Quand Frédéric Lordon publie un livre de philosophie - car il est philosophe, aussi - on se tient plus coi. Le pavé impressionne. La rigueur pétrifie. L'exigence intellectuelle méduse, inquiète, inhibe... Et beaucoup s'en retournent en ayant renoncé, échouant à trouver dans les pages souvent austères, et presque bilingues français-latin, les joies purement percutantes de ses articles de chroniqueur économico-politique.

Et pourtant ses livres de philosophie sont l'essentiel : ils livrent à notre époque des outils d'une exceptionnelle robustesse pour identifier ses apories comme ses issues de secours. Ils équipent nos désarrois de concepts roboratifs, nous permettant de prendre enfin notre aliénation par le col, en donnant à notre désir d'émancipation un horizon plus clair. Ils nous arment.

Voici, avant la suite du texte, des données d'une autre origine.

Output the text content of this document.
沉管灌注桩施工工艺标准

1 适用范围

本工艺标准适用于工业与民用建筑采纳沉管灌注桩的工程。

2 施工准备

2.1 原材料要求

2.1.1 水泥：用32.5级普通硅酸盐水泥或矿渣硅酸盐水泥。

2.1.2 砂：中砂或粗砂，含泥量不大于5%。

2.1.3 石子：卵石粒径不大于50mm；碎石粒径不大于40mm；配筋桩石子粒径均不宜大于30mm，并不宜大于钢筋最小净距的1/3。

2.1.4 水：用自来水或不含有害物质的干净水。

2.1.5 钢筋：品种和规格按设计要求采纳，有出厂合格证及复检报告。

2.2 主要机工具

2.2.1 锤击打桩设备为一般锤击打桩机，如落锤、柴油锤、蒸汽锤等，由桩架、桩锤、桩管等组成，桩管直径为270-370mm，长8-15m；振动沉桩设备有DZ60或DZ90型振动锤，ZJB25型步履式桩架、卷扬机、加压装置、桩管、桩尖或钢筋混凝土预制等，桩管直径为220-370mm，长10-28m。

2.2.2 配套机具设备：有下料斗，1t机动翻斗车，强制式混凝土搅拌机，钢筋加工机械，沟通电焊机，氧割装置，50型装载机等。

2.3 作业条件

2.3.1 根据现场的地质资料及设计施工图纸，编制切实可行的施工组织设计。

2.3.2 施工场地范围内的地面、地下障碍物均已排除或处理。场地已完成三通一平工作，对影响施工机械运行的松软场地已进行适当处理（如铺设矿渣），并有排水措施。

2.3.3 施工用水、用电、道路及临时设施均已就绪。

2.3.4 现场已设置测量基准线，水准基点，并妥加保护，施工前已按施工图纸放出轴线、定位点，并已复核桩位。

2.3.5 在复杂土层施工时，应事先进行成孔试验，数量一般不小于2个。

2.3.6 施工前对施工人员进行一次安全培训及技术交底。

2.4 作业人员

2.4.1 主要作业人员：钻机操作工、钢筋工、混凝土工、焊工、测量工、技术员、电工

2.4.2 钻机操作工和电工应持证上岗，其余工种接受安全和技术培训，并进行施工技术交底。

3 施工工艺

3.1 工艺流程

Imperium ne déroge pas à ce programme d'armement, qui consiste aussi en une sorte d'hygiène intellectuelle. Il y a quelque chose d'herculéen dans cette entreprise de nettoyage des écuries de la gauche radicale, décapant ses outils pour en restituer toute l'acuité. L'internationalisme ? Il le débarrasse de ses chimériques "citoyens du monde", pour le rendre à ses conditions concrètes d'opérabilité - conditions dans lesquelles les nations, ces corps politiques à la fois finis et en devenir perpétuel, entrent de plein droit. L'horizontalité ? Il la remet à sa place : celle d'une idée régulatrice propre à orienter nos conduites, plutôt que d'une pratique prétendument accessible mais dans les faits aveuglément bafouée. L'Etat ? Il le remet en son exacte position : apparemment "en haut", mais émergé du bas, toujours, pur produit nécessaire de la puissance de la multitude, fondé en elle, par elle, même s'il se présente sous le signe de la capture et de la verticalité.

Comme souvent chez Lordon, la recherche philosophique est une entreprise de dégrisement. Mais sortir de l'ivresse n'est pas renoncer à désirer, ni encore moins consentir au pire : si l'Etat et la nation existent nécessairement, ce n'est pas nécessairement grave, car l'un et l'autre peuvent prendre des formes favorables au projet d'émancipation que nous nourrissons : il n'appartient qu'à nous de réfléchir à ces formes désirables, et de travailler à les faire advenir. Et c'est en cela que consiste, exactement, la souveraineté populaire qu'il appelle de ses vœux : dans la capacité d'une collectivité à se rendre consciente et maîtresse de son destin. La souveraineté, nous rappelle-t-il, "ce n'est pas que les hommes fassent leur histoire - ils la font de toute façon ! - c'est qu'ils la fassent telle qu'ils l'ont voulue et telle qu'ils l'ont pensée." Cet entretien est conçu pour y contribuer.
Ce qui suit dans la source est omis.